Sunday, May 23, 2010

Fort McMurray


Harv and I packed up our camper and a covered trailer full of equipment and headed up to Fort McMurray in northern Alberta last week.

For those of you unfamiliar with this town, it is the centre of the Oil Sands industry in Canada. It was a town built to accomodate its population of 30,000, but with the rapid expansion of the oil sands, it quickly outgrew its infrastructure and now boasts a population of 70,000 or more. Many of the people working there live in camps but those who try to find housing for their families find real estate and rental housing at a premium. Even hotel rooms are hard to come by although that has improved in the past year as more hotels have been built. Even so, the last time Harv was up there, his hotel rooms ranged from $200. - $300. /night! Not what you'd expect in a town 5 hours North of Edmonton.
Because of the high cost of hotels and meals, we opted to take the camper and I came along to do the cooking and to keep Harv company in the evenings and on the long drive (15-18 hours one way). I love going along when we take the camper. I bring books to read and various projects to keep myself busy and I love cooking in my little tin tent. This time I worked on one of my photo books and sorted through my old binder of recipes, throwing out unused recipes and organizing those I use regularly.
















Fort McMurray is one of the few places I know that has traffic jams heading out to seemingly nowhere. The various oil companies have their operations in territory that can be 100 km from the town and there are 2 and 3 lane highways heading out to the oil sand sites and the same number of lanes coming back to the town. At shift change times, the highway is bumper to bumper with buses, pick-up trucks and service vehicles. Every so often all the vehicles on the road have to pull over to the shoulder in order to let trucks with MASSIVE loads go by.


Truck boxes for the largest trucks in the world, sections of new plant construction and nameless components that defy description - all have to be transported to the various sites.

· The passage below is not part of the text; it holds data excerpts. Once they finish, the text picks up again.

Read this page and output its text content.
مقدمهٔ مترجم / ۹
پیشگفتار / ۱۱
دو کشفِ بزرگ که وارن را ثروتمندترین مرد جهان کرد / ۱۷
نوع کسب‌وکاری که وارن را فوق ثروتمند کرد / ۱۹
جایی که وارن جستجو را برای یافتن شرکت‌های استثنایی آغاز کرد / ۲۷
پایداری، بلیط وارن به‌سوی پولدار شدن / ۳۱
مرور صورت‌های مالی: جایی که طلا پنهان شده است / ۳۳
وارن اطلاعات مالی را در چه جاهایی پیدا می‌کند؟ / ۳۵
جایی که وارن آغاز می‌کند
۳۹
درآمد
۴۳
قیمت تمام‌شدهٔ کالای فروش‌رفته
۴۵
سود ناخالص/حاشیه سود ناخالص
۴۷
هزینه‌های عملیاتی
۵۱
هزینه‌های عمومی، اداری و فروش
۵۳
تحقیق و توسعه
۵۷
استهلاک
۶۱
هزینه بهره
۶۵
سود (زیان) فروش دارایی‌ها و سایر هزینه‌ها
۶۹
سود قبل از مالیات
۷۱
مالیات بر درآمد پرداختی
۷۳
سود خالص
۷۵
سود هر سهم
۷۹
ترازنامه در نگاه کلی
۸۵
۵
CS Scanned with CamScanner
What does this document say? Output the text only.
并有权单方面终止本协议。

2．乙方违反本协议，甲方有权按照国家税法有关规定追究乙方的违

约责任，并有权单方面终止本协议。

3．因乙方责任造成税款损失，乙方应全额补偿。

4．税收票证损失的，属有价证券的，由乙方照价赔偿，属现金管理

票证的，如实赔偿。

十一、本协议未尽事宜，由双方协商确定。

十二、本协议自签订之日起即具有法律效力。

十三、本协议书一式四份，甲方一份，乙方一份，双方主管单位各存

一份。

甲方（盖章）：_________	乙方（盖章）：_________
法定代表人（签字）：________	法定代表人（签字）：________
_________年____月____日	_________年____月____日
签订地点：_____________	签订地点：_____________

Being in the oil filtration business, there are a lot of applications for our products in Fort McMurray. Harv's job this trip was to demonstarate how our filtration units can clean the oil in the wheel planetaries of some of those huge trucks. Because of the very viscous (thick) oil, this has been difficult to do. However our equipment did the job in an efficient and remarkable way. I'm very proud of my husband who devised a way to solve the problems
Here is a comparison of the dirty oil before filtration and the clean oil after it's been filtered. This oil is very expensive and when it is contaminated with dirt and water, it damages the working parts. So using our system can save the companies huge amounts of money in maintenence costs.

It was a successful trip and we are excited with the positive results and the enthusiastic response from our customer.

(I'd hoped to post a few more pictures but our server is down and with it, access to the pictures I need, so it will have to wait until later)

More on our trip in the next post.

4 comments:

Anneliese said...

Glad you had a successful trip! So good that you can go along and use the time in use a good way too! Organizing . . . is there ever an end to that? And I'm sure it makes the trip so much better for Harv too!

Unknown said...

Mmmm... one day? :) one day how I would love to meander around in a camper with lots of time to cook and read, sounds DREAMY! About the book you were asking about, the author is John Ortberg. I can't recommend it enough. I think I'm going to buy it (this one is from the church library) and just steep myself in a chapter a month year after year.

Blessings!

Julie said...

Sounds like a snagless trip!
And I love to hear of people coming up with inovative ideas to make someone else's life lighter and their pocket book heavier !! smile..

Judy said...

We just read this post...together. Hubby is quite interested in what calls you to the oil sands...time after time. We have never been to Fort McMurray...so this is most interesting.